Postgres can even scale horizontally now using asynchronous, or, from version 9.1, synchronous replication.
One way to achieve this would be to set up a master-slave replication with the PostgreSQL database as master, and the MongoDB database as slave. You would then do all reads from MongoDB, and all writes to PostgreSQL.

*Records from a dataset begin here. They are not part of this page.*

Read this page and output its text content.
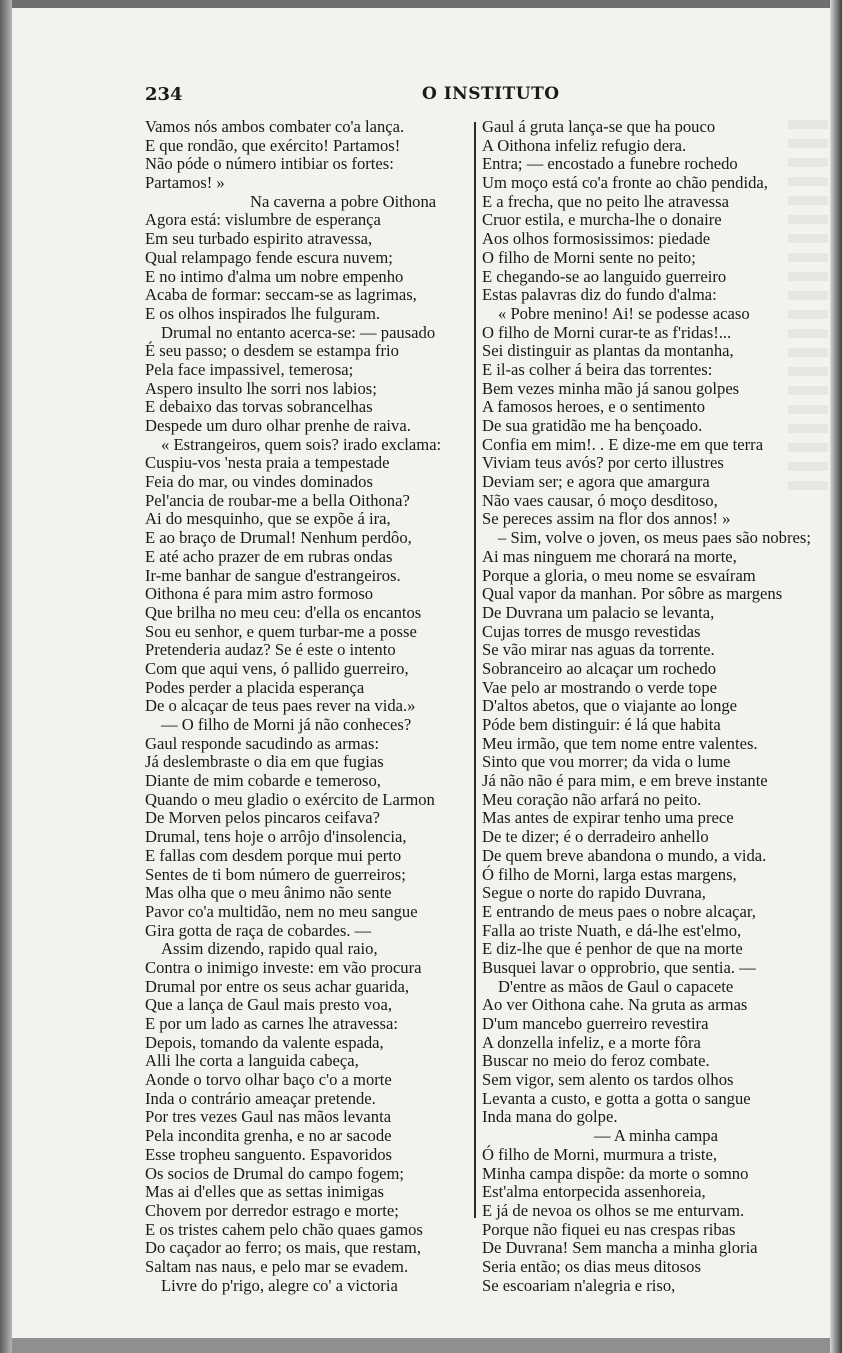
234	O INSTITUTO
Vamos nós ambos combater co'a lança.
E que rondão, que exército! Partamos!
Não póde o número intibiar os fortes:
Partamos! »
Na caverna a pobre Oithona
Agora está: vislumbre de esperança
Em seu turbado espirito atravessa,
Qual relampago fende escura nuvem;
E no intimo d'alma um nobre empenho
Acaba de formar: seccam-se as lagrimas,
E os olhos inspirados lhe fulguram.
Drumal no entanto acerca-se: — pausado
É seu passo; o desdem se estampa frio
Pela face impassivel, temerosa;
Aspero insulto lhe sorri nos labios;
E debaixo das torvas sobrancelhas
Despede um duro olhar prenhe de raiva.
« Estrangeiros, quem sois? irado exclama:
Cuspiu-vos 'nesta praia a tempestade
Feia do mar, ou vindes dominados
Pel'ancia de roubar-me a bella Oithona?
Ai do mesquinho, que se expõe á ira,
E ao braço de Drumal! Nenhum perdôo,
E até acho prazer de em rubras ondas
Ir-me banhar de sangue d'estrangeiros.
Oithona é para mim astro formoso
Que brilha no meu ceu: d'ella os encantos
Sou eu senhor, e quem turbar-me a posse
Pretenderia audaz? Se é este o intento
Com que aqui vens, ó pallido guerreiro,
Podes perder a placida esperança
De o alcaçar de teus paes rever na vida.»
— O filho de Morni já não conheces?
Gaul responde sacudindo as armas:
Já deslembraste o dia em que fugias
Diante de mim cobarde e temeroso,
Quando o meu gladio o exército de Larmon
De Morven pelos pincaros ceifava?
Drumal, tens hoje o arrôjo d'insolencia,
E fallas com desdem porque mui perto
Sentes de ti bom número de guerreiros;
Mas olha que o meu ânimo não sente
Pavor co'a multidão, nem no meu sangue
Gira gotta de raça de cobardes. —
Assim dizendo, rapido qual raio,
Contra o inimigo investe: em vão procura
Drumal por entre os seus achar guarida,
Que a lança de Gaul mais presto voa,
E por um lado as carnes lhe atravessa:
Depois, tomando da valente espada,
Alli lhe corta a languida cabeça,
Aonde o torvo olhar baço c'o a morte
Inda o contrário ameaçar pretende.
Por tres vezes Gaul nas mãos levanta
Pela incondita grenha, e no ar sacode
Esse tropheu sanguento. Espavoridos
Os socios de Drumal do campo fogem;
Mas ai d'elles que as settas inimigas
Chovem por derredor estrago e morte;
E os tristes cahem pelo chão quaes gamos
Do caçador ao ferro; os mais, que restam,
Saltam nas naus, e pelo mar se evadem.
Livre do p'rigo, alegre co' a victoria
Gaul á gruta lança-se que ha pouco
A Oithona infeliz refugio dera.
Entra; — encostado a funebre rochedo
Um moço está co'a fronte ao chão pendida,
E a frecha, que no peito lhe atravessa
Cruor estila, e murcha-lhe o donaire
Aos olhos formosissimos: piedade
O filho de Morni sente no peito;
E chegando-se ao languido guerreiro
Estas palavras diz do fundo d'alma:
« Pobre menino! Ai! se podesse acaso
O filho de Morni curar-te as f'ridas!...
Sei distinguir as plantas da montanha,
E il-as colher á beira das torrentes:
Bem vezes minha mão já sanou golpes
A famosos heroes, e o sentimento
De sua gratidão me ha bençoado.
Confia em mim!. . E dize-me em que terra
Viviam teus avós? por certo illustres
Deviam ser; e agora que amargura
Não vaes causar, ó moço desditoso,
Se pereces assim na flor dos annos! »
– Sim, volve o joven, os meus paes são nobres;
Ai mas ninguem me chorará na morte,
Porque a gloria, o meu nome se esvaíram
Qual vapor da manhan. Por sôbre as margens
De Duvrana um palacio se levanta,
Cujas torres de musgo revestidas
Se vão mirar nas aguas da torrente.
Sobranceiro ao alcaçar um rochedo
Vae pelo ar mostrando o verde tope
D'altos abetos, que o viajante ao longe
Póde bem distinguir: é lá que habita
Meu irmão, que tem nome entre valentes.
Sinto que vou morrer; da vida o lume
Já não não é para mim, e em breve instante
Meu coração não arfará no peito.
Mas antes de expirar tenho uma prece
De te dizer; é o derradeiro anhello
De quem breve abandona o mundo, a vida.
Ó filho de Morni, larga estas margens,
Segue o norte do rapido Duvrana,
E entrando de meus paes o nobre alcaçar,
Falla ao triste Nuath, e dá-lhe est'elmo,
E diz-lhe que é penhor de que na morte
Busquei lavar o opprobrio, que sentia. —
D'entre as mãos de Gaul o capacete
Ao ver Oithona cahe. Na gruta as armas
D'um mancebo guerreiro revestira
A donzella infeliz, e a morte fôra
Buscar no meio do feroz combate.
Sem vigor, sem alento os tardos olhos
Levanta a custo, e gotta a gotta o sangue
Inda mana do golpe.
— A minha campa
Ó filho de Morni, murmura a triste,
Minha campa dispõe: da morte o somno
Est'alma entorpecida assenhoreia,
E já de nevoa os olhos se me enturvam.
Porque não fiquei eu nas crespas ribas
De Duvrana! Sem mancha a minha gloria
Seria então; os dias meus ditosos
Se escoariam n'alegria e riso,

This post discusses such a setup using a tool called Bucardo:
http://blog.endpoint.com/2011/06/mongodb-replication-from-postgres-using.html
You may also be able to do it with Tungsten Replicator, although it seems designed to be used with MySQL:
http://code.google.com/p/tungsten-replicator/wiki/TRCHeterogeneousReplication
I can remember seeing this topic in Postgresql conference agenda, but I could not find the
link.
Maybe, you are talking about this: https://www.postgresqlconference.org/content/hybrid-applications-using-mongodb-and-postgres
Depending how important transactions are to you, one option is to use MongoDb driver's safe mode and drop Postgresql.
http://www.mongodb.org/display/DOCS/getLastError+Command
How can you expect transactional consistency from Postgres but trust MongoDB for reads? How would you support rollbacks in this scenario? How do you detect when they've gotten out of sync?
I think you're better off going with memcache and implementing a higher level object cache. Alternatively, you could consider a replication slave for reads. If you have performance needs beyond what a dedicated read slave can provide, consider denormalizing your tables on your slave system.
Make sure that any of this is actually needed. For thin tables with PK lookups most modern database engines like Postgres or InnoDB are going to generally keep up with NoSQL solutions. Don't fall into the ROFLSCALE trap
http://www.youtube.com/watch?v=b2F-DItXtZs
I think you can run a mongo replica set.. Let say 3 Slave and 1 Master.. Then in your app you should run all write transactions on Postgresql and then on Mongo ReplicaSet.. After that you can query read operations on Mongo Replica set..
But Synchronizing will be a problem, you should work on it..
you may find some replacement for mongo in here or here that is safer and fast as well.
but I advise to simplify your solution instead of making a complicated design.
Visual Guide to NoSQL Systems
lucky
In mongodb we can specify writeConcern property to specify that it should write to journal/ instances and then send confirmation/ acknowledgement and i think even mongodb has teh concept of transactions. Not sure why we need postgres behind it.